Ela ficou com os dois, mas a sua consciência falou que era errado... Mentira. Poderia ter sido isso pra história ficar mais bonita, mas o que aconteceu foi que ela só não gostou muito do beijo de um, e também não se sentiu segura porque ele não era discreto e sairia contando pra todo mundo, então resolveu ficar com apenas um. Mesmo sabendo que ela queria os dois. "Não dar pra somar agora, não é mesmo?"
Anos se passaram e a história se repetia; porém ela nem se dava conta de ser algo com ela em si, afinal havia sentido pra tudo aquilo: Não havia encontrado ainda a tampa da sua panela.
20 e poucos anos, ela se deparou com algo bem estranho: Estava gostando de dois, novamente, mas o curioso era, não conseguia ver muita diferença entre eles... E agora? Não tinha dilema! Não conseguia comparar; não conseguia ver quem vencia isso, não conseguia escolher, porque... Queria os dois! Poderia somar os dois agora? Seria essa a solução? Achar um que fosse tipo esses dois?
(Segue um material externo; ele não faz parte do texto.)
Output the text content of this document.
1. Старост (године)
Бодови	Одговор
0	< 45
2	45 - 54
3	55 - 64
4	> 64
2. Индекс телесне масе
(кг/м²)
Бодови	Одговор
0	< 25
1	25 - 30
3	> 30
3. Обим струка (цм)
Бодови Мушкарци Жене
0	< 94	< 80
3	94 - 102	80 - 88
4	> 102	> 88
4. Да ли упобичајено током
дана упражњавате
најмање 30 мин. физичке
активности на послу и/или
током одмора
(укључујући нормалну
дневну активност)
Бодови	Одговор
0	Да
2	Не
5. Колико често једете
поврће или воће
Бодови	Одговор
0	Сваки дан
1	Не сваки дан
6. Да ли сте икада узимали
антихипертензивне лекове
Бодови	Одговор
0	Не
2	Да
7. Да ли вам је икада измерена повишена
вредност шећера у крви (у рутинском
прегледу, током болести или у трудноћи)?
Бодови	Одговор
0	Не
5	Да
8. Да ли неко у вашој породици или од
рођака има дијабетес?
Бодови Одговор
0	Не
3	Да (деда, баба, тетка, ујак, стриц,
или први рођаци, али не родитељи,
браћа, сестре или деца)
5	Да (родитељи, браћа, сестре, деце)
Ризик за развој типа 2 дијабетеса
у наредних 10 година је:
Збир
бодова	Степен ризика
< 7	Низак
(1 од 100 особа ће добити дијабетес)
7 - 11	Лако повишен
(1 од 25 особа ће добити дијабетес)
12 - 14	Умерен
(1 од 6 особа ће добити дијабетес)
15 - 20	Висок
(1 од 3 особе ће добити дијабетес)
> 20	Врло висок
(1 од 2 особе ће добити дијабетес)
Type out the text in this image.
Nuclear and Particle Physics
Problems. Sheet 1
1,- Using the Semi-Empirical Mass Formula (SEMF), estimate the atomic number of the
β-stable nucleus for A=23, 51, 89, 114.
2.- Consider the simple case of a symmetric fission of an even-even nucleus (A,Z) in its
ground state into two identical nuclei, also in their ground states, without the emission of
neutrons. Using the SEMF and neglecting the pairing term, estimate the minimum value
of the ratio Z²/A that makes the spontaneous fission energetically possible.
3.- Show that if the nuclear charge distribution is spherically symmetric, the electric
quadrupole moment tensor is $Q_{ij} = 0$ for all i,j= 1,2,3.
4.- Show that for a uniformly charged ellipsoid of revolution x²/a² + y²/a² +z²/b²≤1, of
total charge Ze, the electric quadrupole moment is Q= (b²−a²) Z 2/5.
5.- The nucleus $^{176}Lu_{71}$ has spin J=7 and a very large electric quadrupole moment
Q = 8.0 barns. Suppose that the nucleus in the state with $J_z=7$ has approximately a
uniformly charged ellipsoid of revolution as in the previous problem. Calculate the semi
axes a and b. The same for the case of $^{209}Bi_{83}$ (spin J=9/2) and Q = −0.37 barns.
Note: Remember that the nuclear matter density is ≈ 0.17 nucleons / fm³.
Que já são tão parecidos... "Quero a fusão, e estou extremamente confusa com isso!"
Ela se relacionou com os dois e isso lhe causou problemas internos pelos seus questionamentos sem respostas; foi então que buscou alguém que fosse a soma... E nada. Ela falou com os dois, se ela poderia de repente, ficar com ambos. Eis que veio a pergunta de um deles: "Tudo bem se você, do mesmo modo, não for suficiente pra mim e precisar arranjar outra para completar? Não a mim, no caso, e sim, meu desejo. Ou, completar você que não pode pra mim ser inteira?"
Arlete desmoronou! Em mil pedacinhos a mais... Escutar algo assim? Caiu a ficha e ela toda. Havia um problema! Ela acabou ficando sem os dois rapazes claro, porque não se pode somar os dois pra virar um e depois dois. "Pessoas não se fundem! É isso. Individualidade..." Pensou. Finalmente algo clareou em seu ser. A sua individualidade estava ferida e descoberta. Chorou como uma criança que vem ao mundo não sabendo o porque, mas cheia de sentimentos da sua história vivida e uterina. Chorou por se ver sozinha nisso, na sua estranheza de ter um problema que cresceu com ela e ela nunca tinha visto isso. Não bastou nomearem, tentarem explicar... Não. Às vezes a gente só entende quando leva um soco no meio do ego desordeiro e infernal que pulsa. Foi aí que ela viu e sentiu, acompanhada de dois gestos (uma mão no coração e outra, na cabeça) falou: "A dualidade está aqui".